4 comments to Watch the World Population Clock

  • Tom

    And since population grows exponentially, we’re in trouble – too many humans, not enough resources. Of course the skewed distribution of wealth in the world only exacerbates the problem.

    • Jim

      Actually, Tom, population is not growing exponentially. In industrialized nations, not counting immigration population is actually shrinking, and as more nations industrialize their population growth rates are leveling off, with more nations’ growth rates heading toward negative territory. It’s a complicated world, and the population trends are correspondingly complicated.

  • Tom

    First off, its a global model of human growth, and secondly – even if it’s beginning to “level off” in some countries, the way any life reproduces (including cells in a Petrie dish) is described biologically via an exponential model (the k value in the exponent may become negative, but the data still follows an exponential curve, as opposed to a linear or quadratic one). i’m not being pedantic Jim, it’s just the way it is. (Students often confuse exponential growth or decay – like nuclear waste – as very fast, when it could be measured, like said nuclear waste, in thousands of years, that is, very slowly, or in the case of populations, growing slower or “smaller” in number compared to the amount already around, but adding, often considerably, to the total nonetheless).

  • Joe

    Tom,
    C’mon, you were being pedantic, as well as incorrect.
    Imagine that Arizona’s population growth is truly exponential with a constant k1, and Minnesota’s population growth (or decline) is truly exponential with constant k2. Is the combined population of Minnesota and Arizona truly exponential? i.e. Find the constant k that satisfies

    exp(k1*t) + exp(k2*t) = exp(k*t) for arbitrary k1, k2, and t. Good Luck.

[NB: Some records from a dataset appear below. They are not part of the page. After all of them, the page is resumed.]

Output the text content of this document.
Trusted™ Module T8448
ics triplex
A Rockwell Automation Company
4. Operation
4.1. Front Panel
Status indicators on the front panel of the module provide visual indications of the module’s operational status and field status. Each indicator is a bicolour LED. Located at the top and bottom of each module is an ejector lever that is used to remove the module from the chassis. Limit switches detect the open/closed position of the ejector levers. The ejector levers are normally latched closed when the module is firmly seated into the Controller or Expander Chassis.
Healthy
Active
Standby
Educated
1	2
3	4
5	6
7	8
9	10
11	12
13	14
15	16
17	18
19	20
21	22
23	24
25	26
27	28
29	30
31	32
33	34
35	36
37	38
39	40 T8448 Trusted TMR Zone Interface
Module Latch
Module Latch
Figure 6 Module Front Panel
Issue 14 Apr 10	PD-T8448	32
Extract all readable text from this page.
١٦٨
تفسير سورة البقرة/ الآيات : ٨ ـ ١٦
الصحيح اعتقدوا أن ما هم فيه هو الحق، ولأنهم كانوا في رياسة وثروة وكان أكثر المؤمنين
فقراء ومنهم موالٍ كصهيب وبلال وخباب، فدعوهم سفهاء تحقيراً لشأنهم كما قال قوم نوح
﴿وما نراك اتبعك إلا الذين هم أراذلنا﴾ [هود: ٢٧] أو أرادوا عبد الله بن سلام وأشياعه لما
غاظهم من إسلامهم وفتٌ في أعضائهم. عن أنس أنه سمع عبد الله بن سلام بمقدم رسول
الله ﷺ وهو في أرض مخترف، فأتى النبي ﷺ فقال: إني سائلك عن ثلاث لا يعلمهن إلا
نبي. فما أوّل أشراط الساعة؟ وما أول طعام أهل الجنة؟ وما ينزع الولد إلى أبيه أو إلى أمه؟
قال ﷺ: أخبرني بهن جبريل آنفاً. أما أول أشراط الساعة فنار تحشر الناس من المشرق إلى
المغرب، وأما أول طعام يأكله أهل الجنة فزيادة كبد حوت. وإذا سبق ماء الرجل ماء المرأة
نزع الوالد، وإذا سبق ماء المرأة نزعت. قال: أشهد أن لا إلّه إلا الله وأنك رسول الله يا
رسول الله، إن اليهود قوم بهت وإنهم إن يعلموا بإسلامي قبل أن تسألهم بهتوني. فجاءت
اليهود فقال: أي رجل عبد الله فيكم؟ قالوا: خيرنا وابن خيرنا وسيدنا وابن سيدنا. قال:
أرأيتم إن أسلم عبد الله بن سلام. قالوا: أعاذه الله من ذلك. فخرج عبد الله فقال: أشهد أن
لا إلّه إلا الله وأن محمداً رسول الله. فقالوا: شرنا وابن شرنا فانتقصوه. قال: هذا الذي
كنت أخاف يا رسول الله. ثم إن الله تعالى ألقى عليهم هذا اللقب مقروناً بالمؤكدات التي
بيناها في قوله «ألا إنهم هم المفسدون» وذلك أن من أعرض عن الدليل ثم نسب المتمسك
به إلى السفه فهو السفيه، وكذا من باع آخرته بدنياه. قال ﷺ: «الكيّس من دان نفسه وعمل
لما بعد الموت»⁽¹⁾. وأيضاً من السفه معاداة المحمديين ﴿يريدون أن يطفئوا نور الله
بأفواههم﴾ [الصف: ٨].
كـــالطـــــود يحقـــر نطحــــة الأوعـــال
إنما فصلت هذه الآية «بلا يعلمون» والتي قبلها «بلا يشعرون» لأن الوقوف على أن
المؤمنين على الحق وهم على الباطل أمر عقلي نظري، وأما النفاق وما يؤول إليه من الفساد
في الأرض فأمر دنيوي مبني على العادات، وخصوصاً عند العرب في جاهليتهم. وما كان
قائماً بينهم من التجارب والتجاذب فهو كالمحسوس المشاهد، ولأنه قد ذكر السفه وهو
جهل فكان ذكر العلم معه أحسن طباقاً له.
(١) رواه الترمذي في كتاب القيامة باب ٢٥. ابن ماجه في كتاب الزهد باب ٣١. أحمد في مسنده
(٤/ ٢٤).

    Now add in every province of every country in the World. [You would find the same "unexponentiality" with combined populations from multiple Petri dishes, each having a different growth rate.]
    In fact some models show world human population cresting sometime this century. According to a Berkeley model (http://math.berkeley.edu/~galen/popclk.html), it took 401 seconds to add 1000 people as the world’s population crossed 5 billion in 1986. In 1999, the world pop. crossed 6 billion at a rate of 1000 people per 407 sec. It is predicted that in 2012, we will cross 7 billion at a rate of 1000 people per 452 sec. That is, we are slowing down, and as Jim indicates heading toward a leveling off. (just shy of 9 bill in 2058 acc. to the Berkeley model). Of course none of the future numbers have much chance of being accurate in any sense, and a lot can happen between now and 2058, but education and birth control do seem to be plausibly behind this trend. There is little reason to despair just yet.